Yes, I'm taking other issues like performance as granted as well, but I mostly wanted to show another aspect to consideration related to trigger use. [edit] Perhaps a more fine tuned approach is to say business logic which doesn't change data, but ensures rules should be met or the transaction is cancelled, helps with the side-effect issue you cite.
Thanks for your thoughtful comment on this. It’s interesting to hear good use cases for triggers.
Some years back I worked at a place that went deep on triggers and stored procedures and it totally put me off using either (sql server). There was a lot of opaque behaviour that was hard to debug and performance was terrible.
A friend is a great dB developer (one of the top on stack exchange) and when I asked him about triggers he said that he doesn’t use them for updating data, ever, unless it’s someone else’s totally broken schema and he has to dig himself out of a hole.
On the other hand, he loves stores procs and pretty much every interaction he lets apps have with the dB run through stored procs. What are your thoughts on how heavily you should lean on stored procs?
I find inheritance vs. composition to be much less an issue in RDBMSes vs. OOP languages. The problem with inheritance in OOP is that you inherit the code, but not the data (at least, it is supposed to be hidden). This results in overly tight coupling between your class and the other class that you just need a piece of and (I find) is almost never what you want (rather preferring composition and interfaces).

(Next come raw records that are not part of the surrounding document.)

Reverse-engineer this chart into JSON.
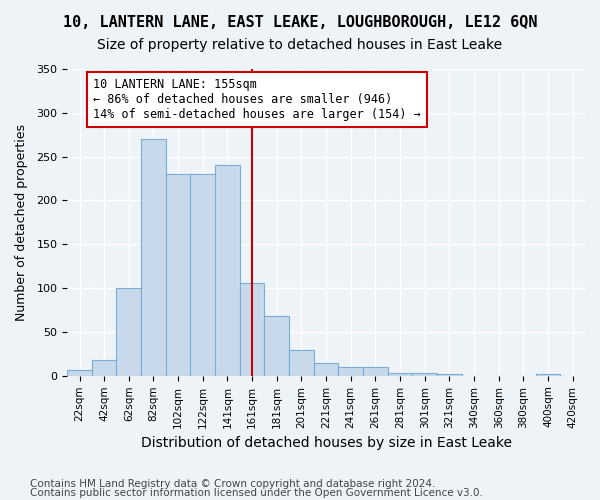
{
  "title1": "10, LANTERN LANE, EAST LEAKE, LOUGHBOROUGH, LE12 6QN",
  "title2": "Size of property relative to detached houses in East Leake",
  "xlabel": "Distribution of detached houses by size in East Leake",
  "ylabel": "Number of detached properties",
  "categories": [
    "22sqm",
    "42sqm",
    "62sqm",
    "82sqm",
    "102sqm",
    "122sqm",
    "141sqm",
    "161sqm",
    "181sqm",
    "201sqm",
    "221sqm",
    "241sqm",
    "261sqm",
    "281sqm",
    "301sqm",
    "321sqm",
    "340sqm",
    "360sqm",
    "380sqm",
    "400sqm",
    "420sqm"
  ],
  "bar_values": [
    7,
    18,
    100,
    270,
    230,
    230,
    240,
    106,
    68,
    30,
    15,
    10,
    10,
    3,
    3,
    2,
    0,
    0,
    0,
    2,
    0
  ],
  "bar_color": "#c9d9ec",
  "bar_edge_color": "#7aadd4",
  "vline_x": 7.0,
  "vline_color": "#cc0000",
  "annotation_text": "10 LANTERN LANE: 155sqm\n← 86% of detached houses are smaller (946)\n14% of semi-detached houses are larger (154) →",
  "annotation_box_color": "#ffffff",
  "annotation_box_edge_color": "#cc0000",
  "ylim": [
    0,
    350
  ],
  "yticks": [
    0,
    50,
    100,
    150,
    200,
    250,
    300,
    350
  ],
  "footer1": "Contains HM Land Registry data © Crown copyright and database right 2024.",
  "footer2": "Contains public sector information licensed under the Open Government Licence v3.0.",
  "bg_color": "#eef3f8",
  "plot_bg_color": "#eef3f8",
  "grid_color": "#ffffff",
  "title1_fontsize": 11,
  "title2_fontsize": 10,
  "xlabel_fontsize": 10,
  "ylabel_fontsize": 9,
  "annotation_fontsize": 8.5,
  "footer_fontsize": 7.5
}
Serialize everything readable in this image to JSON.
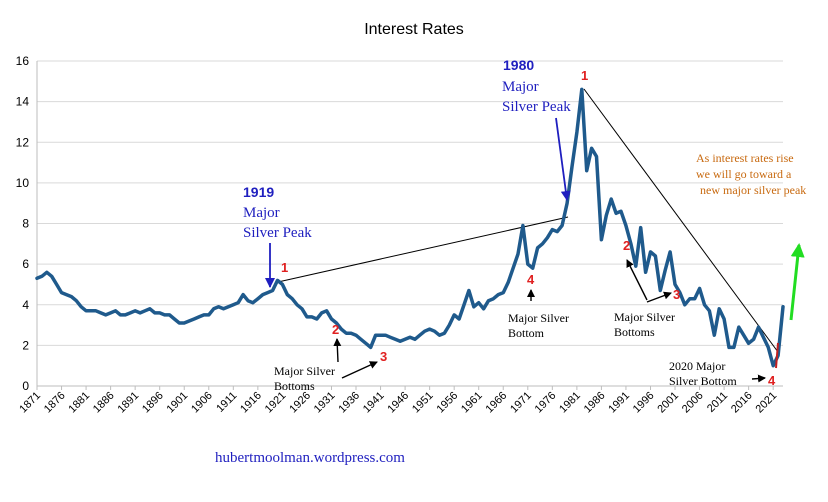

Whereas in an RDBMS, there is no "code" attached to a relation; and the data is explicitly exposed. Inheritance starts to look more like the typical pattern of structure with common fields at the top level, and disjoint fields inside a discriminated union. You can mirror this with RDBMS composition (foreign keys), but you lose the ability to enforce even basic structural constraints (tricks like mutually-referential foreign keys notwithstanding).
Constraint triggers are very useful for enforcing cross-table constraints.
Triggers themselves, beside the typical use cases of logging and notifying channels, I find useful for non-disruptive schema upgrades. You can redirect updates, or fill in non-trivial default values, using them. (Rules could probably fill the same role.)
> Triggers themselves, beside the typical use cases of logging and notifying channels, I find useful for non-disruptive schema upgrades. You can redirect updates, or fill in non-trivial default values, using them. (Rules could probably fill the same role.)
Before triggers are nice for constraints since they should not amplify writes. But even there they can become easily overlooked by application developers.
Also, triggers seem pretty controversial in the discussions I've been privy too, most devs seem to hate them. Any positive experiences with them?